Microsoft has kept the true size of its Azure cloud business unit as a closely held secret for years, preventing investors from understanding just how well it stacks up against AWS, which is widely considered to be the industry leader.

However, the unredacted documents showed that Azure generated $34 billion in revenue over that 12-month period, compared with $72 billion by AWS over the same time frame.

The revelation may come as a shock to some investors, as it means Azure’s market share in the cloud computing infrastructure business is several percentage points smaller than what most analyst firms had estimated. The Information says that the number may change investors’ perceptions of Microsoft’s cloud success, the implication being that officials have claimed it is more successful than it really is.

Unlike AWS and Google Cloud, which is believed to be the industry’s No. 3 operator, Microsoft has always refused to disclose Azure’s true revenue. Instead, Microsoft reports Azure’s numbers within its Intelligent Cloud business segment, bundled together with its Enterprise Services, Windows Server and SQL Server revenue.

In its most recent third quarter fiscal 2023 earnings report, revenue from Intelligent Cloud came to $22.08 billion, up 16% from a year earlier and above Wall Street’s forecast of $21.94 billion. But investors had no way of knowing how much of that figure was generated by Azure.

Constellation Research Inc. analyst Holger Mueller called on Microsoft to consider finally disclosing Azure’s revenue to clear up investor’s concerns regarding any creative revenue attribution it might be doing. “Large software vendors have been found to be doing this more than once in the past, and while there’s no suggestion Microsoft is involved in any funny business, the only way to stay above such concerns is with greater transparency,” he said. “Microsoft is not obliged to share Azure revenue, but such transparency would be appreciated by customers and investors alike.”

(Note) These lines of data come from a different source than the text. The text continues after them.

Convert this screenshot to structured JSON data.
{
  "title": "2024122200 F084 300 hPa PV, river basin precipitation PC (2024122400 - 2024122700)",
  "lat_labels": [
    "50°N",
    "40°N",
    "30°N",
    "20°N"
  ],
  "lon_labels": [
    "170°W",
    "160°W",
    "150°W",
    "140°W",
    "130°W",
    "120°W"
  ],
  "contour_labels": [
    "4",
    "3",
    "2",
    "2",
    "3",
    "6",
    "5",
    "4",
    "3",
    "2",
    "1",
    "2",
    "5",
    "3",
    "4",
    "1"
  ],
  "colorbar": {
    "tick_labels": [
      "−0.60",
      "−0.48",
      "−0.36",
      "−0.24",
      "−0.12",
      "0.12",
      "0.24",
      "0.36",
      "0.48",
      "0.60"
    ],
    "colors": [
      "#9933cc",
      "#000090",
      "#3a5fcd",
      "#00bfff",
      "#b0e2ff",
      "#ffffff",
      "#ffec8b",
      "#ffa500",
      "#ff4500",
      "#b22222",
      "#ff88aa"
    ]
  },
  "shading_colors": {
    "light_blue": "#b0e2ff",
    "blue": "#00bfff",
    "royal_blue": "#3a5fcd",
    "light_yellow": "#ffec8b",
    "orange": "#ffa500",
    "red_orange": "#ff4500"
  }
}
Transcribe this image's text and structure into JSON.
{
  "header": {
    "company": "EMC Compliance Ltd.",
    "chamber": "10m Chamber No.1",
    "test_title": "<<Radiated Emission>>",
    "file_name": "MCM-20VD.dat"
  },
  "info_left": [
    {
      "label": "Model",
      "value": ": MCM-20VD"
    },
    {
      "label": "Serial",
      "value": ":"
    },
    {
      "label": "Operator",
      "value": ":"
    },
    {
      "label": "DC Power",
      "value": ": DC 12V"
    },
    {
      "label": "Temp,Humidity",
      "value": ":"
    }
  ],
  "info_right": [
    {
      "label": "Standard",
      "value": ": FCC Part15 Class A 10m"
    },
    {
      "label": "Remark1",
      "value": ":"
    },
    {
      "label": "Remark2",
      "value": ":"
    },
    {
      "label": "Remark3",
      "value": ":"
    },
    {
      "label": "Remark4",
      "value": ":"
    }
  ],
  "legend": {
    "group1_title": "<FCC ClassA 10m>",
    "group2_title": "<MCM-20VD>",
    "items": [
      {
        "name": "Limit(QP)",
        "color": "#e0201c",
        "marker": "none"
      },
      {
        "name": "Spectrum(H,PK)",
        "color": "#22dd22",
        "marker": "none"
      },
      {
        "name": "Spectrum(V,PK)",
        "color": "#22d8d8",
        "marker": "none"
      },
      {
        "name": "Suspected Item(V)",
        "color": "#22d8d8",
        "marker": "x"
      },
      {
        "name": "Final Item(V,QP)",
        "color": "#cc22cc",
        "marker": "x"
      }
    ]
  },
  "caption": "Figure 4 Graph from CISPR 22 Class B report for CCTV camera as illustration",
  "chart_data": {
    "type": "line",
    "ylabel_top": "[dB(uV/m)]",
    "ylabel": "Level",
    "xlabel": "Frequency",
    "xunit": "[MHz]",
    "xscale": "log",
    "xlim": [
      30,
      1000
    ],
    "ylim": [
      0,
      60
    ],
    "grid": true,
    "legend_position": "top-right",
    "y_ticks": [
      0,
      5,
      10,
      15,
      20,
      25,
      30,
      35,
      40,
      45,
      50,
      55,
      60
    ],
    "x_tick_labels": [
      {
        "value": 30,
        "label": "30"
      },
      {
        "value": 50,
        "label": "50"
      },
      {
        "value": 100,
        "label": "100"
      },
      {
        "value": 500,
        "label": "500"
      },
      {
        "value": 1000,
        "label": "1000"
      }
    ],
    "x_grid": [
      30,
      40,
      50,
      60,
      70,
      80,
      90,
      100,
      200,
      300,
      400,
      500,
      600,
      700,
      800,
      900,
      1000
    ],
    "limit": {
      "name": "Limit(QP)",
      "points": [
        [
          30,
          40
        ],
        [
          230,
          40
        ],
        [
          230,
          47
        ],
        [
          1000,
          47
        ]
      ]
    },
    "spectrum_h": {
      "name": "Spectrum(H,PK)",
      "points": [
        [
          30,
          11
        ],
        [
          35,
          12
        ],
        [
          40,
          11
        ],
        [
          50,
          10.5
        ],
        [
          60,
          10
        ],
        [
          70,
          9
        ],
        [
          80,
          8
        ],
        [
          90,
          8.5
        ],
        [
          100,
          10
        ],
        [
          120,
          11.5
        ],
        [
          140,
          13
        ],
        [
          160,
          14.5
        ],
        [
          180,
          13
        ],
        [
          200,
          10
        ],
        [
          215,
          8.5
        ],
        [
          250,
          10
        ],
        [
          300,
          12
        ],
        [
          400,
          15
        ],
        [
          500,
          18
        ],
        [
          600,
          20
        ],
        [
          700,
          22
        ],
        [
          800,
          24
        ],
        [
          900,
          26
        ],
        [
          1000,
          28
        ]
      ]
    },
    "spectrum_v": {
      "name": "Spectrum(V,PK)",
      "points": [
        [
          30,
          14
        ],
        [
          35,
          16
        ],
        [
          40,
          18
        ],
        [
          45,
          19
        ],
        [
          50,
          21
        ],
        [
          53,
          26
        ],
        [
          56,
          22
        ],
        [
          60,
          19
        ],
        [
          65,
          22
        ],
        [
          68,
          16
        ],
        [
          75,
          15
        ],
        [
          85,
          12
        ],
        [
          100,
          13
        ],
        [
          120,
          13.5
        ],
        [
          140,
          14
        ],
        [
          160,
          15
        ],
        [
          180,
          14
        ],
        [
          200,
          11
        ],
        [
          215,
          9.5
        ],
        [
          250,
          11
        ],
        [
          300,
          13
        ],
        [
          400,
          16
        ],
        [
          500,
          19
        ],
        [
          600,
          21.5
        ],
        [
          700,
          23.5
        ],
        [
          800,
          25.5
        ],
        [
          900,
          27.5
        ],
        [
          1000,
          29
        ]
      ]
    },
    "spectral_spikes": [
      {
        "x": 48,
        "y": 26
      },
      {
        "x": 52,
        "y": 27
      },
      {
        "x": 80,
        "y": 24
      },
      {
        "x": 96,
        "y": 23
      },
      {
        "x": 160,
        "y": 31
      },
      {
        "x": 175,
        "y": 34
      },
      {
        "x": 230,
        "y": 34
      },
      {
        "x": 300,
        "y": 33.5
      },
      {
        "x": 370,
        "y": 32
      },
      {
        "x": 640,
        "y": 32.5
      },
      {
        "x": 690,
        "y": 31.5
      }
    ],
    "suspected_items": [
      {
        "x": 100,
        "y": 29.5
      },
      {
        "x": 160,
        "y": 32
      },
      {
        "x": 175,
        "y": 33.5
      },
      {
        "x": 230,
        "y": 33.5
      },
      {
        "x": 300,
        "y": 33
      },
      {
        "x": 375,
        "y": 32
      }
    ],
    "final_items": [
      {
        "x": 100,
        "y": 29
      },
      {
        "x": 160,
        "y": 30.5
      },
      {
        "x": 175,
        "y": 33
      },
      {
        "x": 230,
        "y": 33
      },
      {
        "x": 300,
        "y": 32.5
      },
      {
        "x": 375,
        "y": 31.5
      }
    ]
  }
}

Increased transparency would also shed more light on the profitability of the Azure business. Although the court filing reveals Azure’s revenue, there’s still no evidence to say whether or not the Azure business was profitable over the period ending June 2022. AWS has posted big profits from its cloud business since 2014, but Google Cloud has been far less successful, though in May it finally managed to post its first-ever profit.